With students gone for spring break on Saturday, fans still convened onto McCooey Field’s metal bleachers and lined the chain-link fence surrounding the stadium. On a side street outside McCooey’s brick entrance, members of the Hobart soccer team sold hot dogs and hot chocolate.

‘Geneva, N.Y. shuts down when Hobart is playing,’ said Chuck Wilbur, a 1999 Hobart graduate and the current head lacrosse coach at Onondaga Community College.

Piles of lower-level collegiate titles built that fan base. Hobart dominated in lacrosse’s lower rungs – from 1980 to 1993, the school won 13 Division III titles, and 12 straight. Other teams offered little resistance.

So in 1995, the Statesmen rose to Division I. But dominance didn’t follow. The school has made the NCAA tournament four times, and had three winning seasons. Mediocrity replaced supremacy.

Last year, school officials sought to change that.

On April 26, Hobart beat Loyola, 10-6. Later that day, the school’s board of trustees announced a decision to drop back to Division III the following season. In a press release after the vote, board chairman David Deming said: ‘Moving to Division III will level the playing field for our coaches in recruitment and our students in competition.’

Phone messages left for Hobart Director of Athletics Mike Hanna and Hobart President Mark Gearan were not returned.
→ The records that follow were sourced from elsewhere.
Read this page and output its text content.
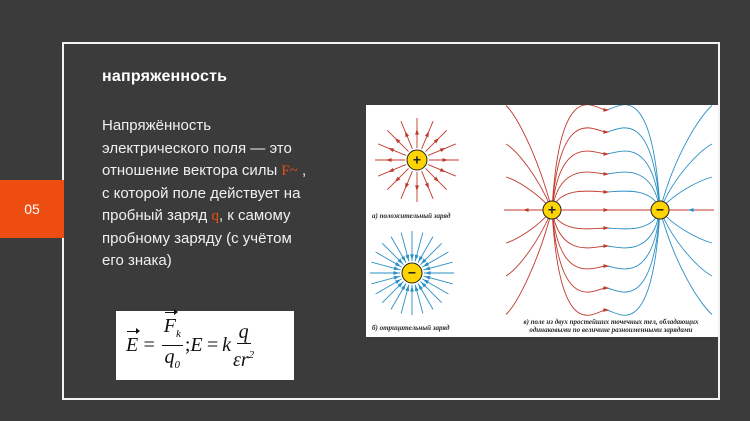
05
напряженность
Напряжённость электрического поля — это отношение вектора силы F~ , с которой поле действует на пробный заряд q, к самому пробному заряду (с учётом его знака)
$E = \frac{F_k}{q_0}$ ; E = k $\frac{q}{\varepsilon r^2}$
+
−
+	−
а) положительный заряд
б) отрицательный заряд
в) поле из двух простейших точечных тел, обладающих
одинаковыми по величине разноименными зарядами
Soon after the announcement, the Hobart lacrosse network buzzed with activity. Alumni, fans and parents called the school and wrote e-mails. Some, like alum Joe Leska, signed online petitions asking the board to change its mind.

‘It just seemed sort of like a forfeit, like a quit, to me,’ said Leska, a team captain in 2001. ‘It was really only coming from a couple people. Coaches didn’t want to do it. Players didn’t want to do it. Ninety-nine percent of the alumni didn’t want to do it.’

But school officials heard the protests.

Five days after the initial announcement, the board recanted: The Statesmen would stay in Division I. In a letter announcing the decision, Deming noted the board was ‘humbled’ by the outpouring of response.

‘The community’s confidence,’ Deming wrote, ‘in the Colleges and in our lacrosse program to compete at the highest level has emboldened us and we are reminded anew of the spirit and tradition that inspires us all.’

The players, meanwhile, could only wait as adults decided their fate.

‘It was a rollercoaster for us,’ Jeff Colburn said. ‘There were a lot of highs and lows.’

The ride wouldn’t end yet.

The Statesmen finished 8-6 and missed the NCAA tournament for the fourth straight year. During the offseason, head coach Matt Kerwick stepped down. Kerwick, who is now assembling a program at Jacksonville University, could not be reached for comment. Jacksonville will begin Division I play next year.

In stepped T.W. Johnson, a Hobart assistant for four seasons. At the first team meeting in September, Johnson mentioned the Division III flip-flop, then told the team to put it in the past. They were a Division I team, he said. They could focus on Division I lacrosse.

But it wouldn’t be that easy. Grief would soon join the team’s jumble of emotions.

On Jan. 31, 20-year-old sophomore midfielder Warren Kimber IV was found dead in an off-campus apartment.

In the days after, the Statesmen drew on each other for support. ‘Our team really wrapped their arms around each other,’ Johnson said. ‘It’s been tough, but we’ve just tried to simplify things. Take it one day at a time.’

The season opened with three road games, bus trips to Binghamton, St. Joseph’s and Providence. They won all three. ‘Those were overnight trips,’ Johnson said. ‘I think it was good for us to be on the bus together and in the hotel, just being around each other.’

The team that rolls into the Carrier Dome tonight has struggled both on the field and off. Members of the team say they are stronger because of it.

Asked how the past year has shaped his team, Jeff Colburn leaned forward on that Bristol Field House bench and shrugged off the question.